Results: There were 1,197 symptom annotations and 2,861 contextual annotations with 24% of patients presenting with hearing loss. The symptom extraction model achieved a macro F1 score of 0.73. The Bi-LSTM models achieved a mean macro F1 score of 0.69 for the contextualisation tasks.

Conclusion: NLP models for symptom extraction and contextualisation were successfully created and shown to perform well on real life data. Refinement is needed to produce models that can run without manual review. Downstream applications for these models include deep semantic searching in electronic health records, cohort identification for clinical trials and facilitating research into hearing loss phenotypes. Further testing of the external validity of the developed models is required.

Abstract Image

查看原文本刊更多论文

从临床信函中自动提取耳科症状：使用自然语言处理的方法学研究。

背景：大多数医疗保健数据采用非结构化格式，需要对其进行处理才能用于研究。通常，这是手动完成的，这既耗时又缺乏可伸缩性。使用机器学习的自然语言处理（NLP）提供了一种自动化数据提取的方法。在本文中，我们描述了一套NLP模型的发展，用于从自由文本文档中提取耳科症状并将其置于语境中。方法：对2009年至2011年间来自伦敦NHS医院的1148封耳科门诊信函进行了人工注释，并用于训练混合词典和机器学习NLP模型，以识别六种关键的耳科症状：听力损失、平衡障碍、耳痛、耳鸣和眩晕。随后，训练了一组双向长短期记忆（Bi-LSTM）模型，以提取每种症状的上下文信息，例如，确定受影响耳朵的侧边。结果：共有1197个症状注释和2861个上下文注释，其中24%的患者表现为听力损失。症状提取模型的宏观F1得分为0.73。Bi-LSTM模型在情境化任务上的平均宏观F1得分为0.69。结论：成功创建了用于症状提取和情境化的NLP模型，并在现实生活数据上表现良好。需要精化来生成可以在没有人工审查的情况下运行的模型。这些模型的下游应用包括电子健康记录的深度语义搜索、临床试验的队列识别和促进听力损失表型的研究。需要进一步测试所开发模型的外部有效性。
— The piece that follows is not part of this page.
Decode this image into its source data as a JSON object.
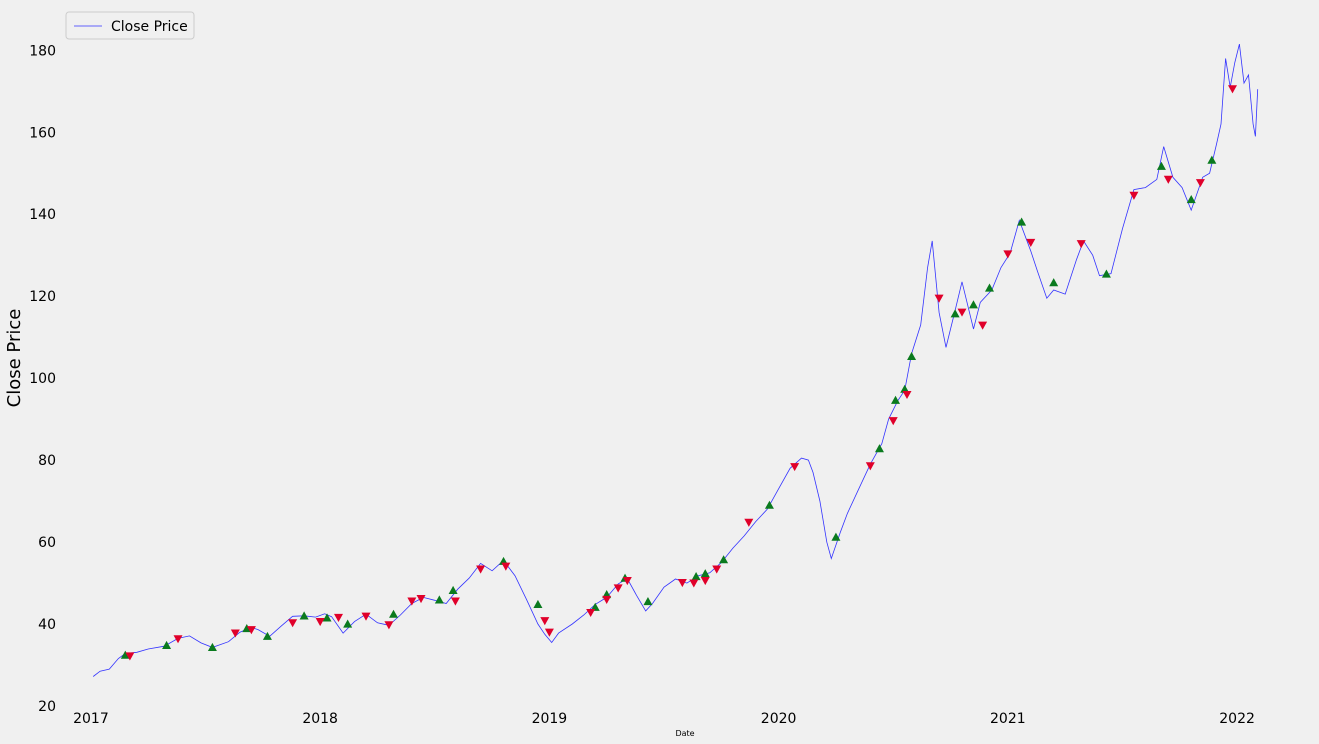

本文章由计算机程序翻译，如有差异，请以英文原文为准。

求助全文

约1分钟内获得全文求助全文

来源期刊

BMC Medical Informatics and Decision Making 医学-医学：信息

CiteScore

7.20

自引率

5.70%

发文量

297

审稿时长

1 months

期刊介绍： BMC Medical Informatics and Decision Making is an open access journal publishing original peer-reviewed research articles in relation to the design, development, implementation, use, and evaluation of health information technologies and decision-making for human health.